Now let's look at how normalization changes the way the data is stored.

Diagram showing an order data in a normalized tabular schema.

Each entity that is represented in the data (customer, product, sales order, and line item) is stored in its own table, and each discrete attribute of those entities is in its own column.

Recording each instance of an entity as a row in an entity-specific table removes duplication of data. For example, to change a customer's address, you need only modify the value in a single row.

The decomposition of attributes into individual columns ensures that each value is constrained to an appropriate data type - for example, product prices must be decimal values, while line item quantities must be integer numbers. Additionally, the creation of individual columns provides a useful level of granularity in the data for querying - for example, you can easily filter customers to those who live in a specific city.

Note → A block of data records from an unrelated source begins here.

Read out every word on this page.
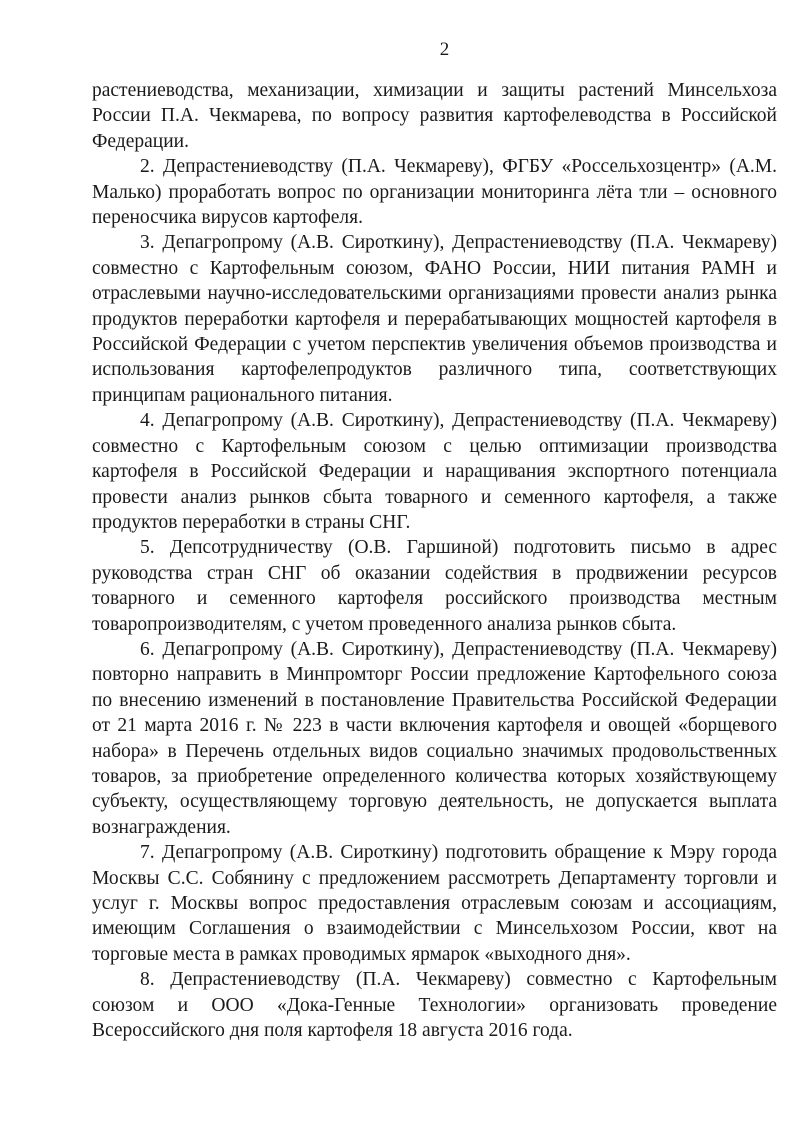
2

растениеводства, механизации, химизации и защиты растений Минсельхоза России П.А. Чекмарева, по вопросу развития картофелеводства в Российской Федерации.

2. Депрастениеводству (П.А. Чекмареву), ФГБУ «Россельхозцентр» (А.М. Малько) проработать вопрос по организации мониторинга лёта тли – основного переносчика вирусов картофеля.

3. Депагропрому (А.В. Сироткину), Депрастениеводству (П.А. Чекмареву) совместно с Картофельным союзом, ФАНО России, НИИ питания РАМН и отраслевыми научно-исследовательскими организациями провести анализ рынка продуктов переработки картофеля и перерабатывающих мощностей картофеля в Российской Федерации с учетом перспектив увеличения объемов производства и использования картофелепродуктов различного типа, соответствующих принципам рационального питания.

4. Депагропрому (А.В. Сироткину), Депрастениеводству (П.А. Чекмареву) совместно с Картофельным союзом с целью оптимизации производства картофеля в Российской Федерации и наращивания экспортного потенциала провести анализ рынков сбыта товарного и семенного картофеля, а также продуктов переработки в страны СНГ.

5. Депсотрудничеству (О.В. Гаршиной) подготовить письмо в адрес руководства стран СНГ об оказании содействия в продвижении ресурсов товарного и семенного картофеля российского производства местным товаропроизводителям, с учетом проведенного анализа рынков сбыта.

6. Депагропрому (А.В. Сироткину), Депрастениеводству (П.А. Чекмареву) повторно направить в Минпромторг России предложение Картофельного союза по внесению изменений в постановление Правительства Российской Федерации от 21 марта 2016 г. № 223 в части включения картофеля и овощей «борщевого набора» в Перечень отдельных видов социально значимых продовольственных товаров, за приобретение определенного количества которых хозяйствующему субъекту, осуществляющему торговую деятельность, не допускается выплата вознаграждения.

7. Депагропрому (А.В. Сироткину) подготовить обращение к Мэру города Москвы С.С. Собянину с предложением рассмотреть Департаменту торговли и услуг г. Москвы вопрос предоставления отраслевым союзам и ассоциациям, имеющим Соглашения о взаимодействии с Минсельхозом России, квот на торговые места в рамках проводимых ярмарок «выходного дня».

8. Депрастениеводству (П.А. Чекмареву) совместно с Картофельным союзом и ООО «Дока-Генные Технологии» организовать проведение Всероссийского дня поля картофеля 18 августа 2016 года.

Instances of each entity are uniquely identified by an ID or other key value, known as a primary key; and when one entity references another (for example, an order has an associated customer), the primary key of the related entity is stored as a foreign key. You can look up the address of the customer (which is stored only once) for each record in the Order table by referencing the corresponding record in the Customer table. Typically, a relational database management system (RDBMS) can enforce referential integrity to ensure that a value entered into a foreign key field has an existing corresponding primary key in the related table – for example, preventing orders for non-existent customers.

In some cases, a key (primary or foreign) can be defined as a composite key based on a unique combination of multiple columns. For example, the LineItem table in the example above uses a unique combination of OrderNo and ItemNo to identify a line item from an individual order.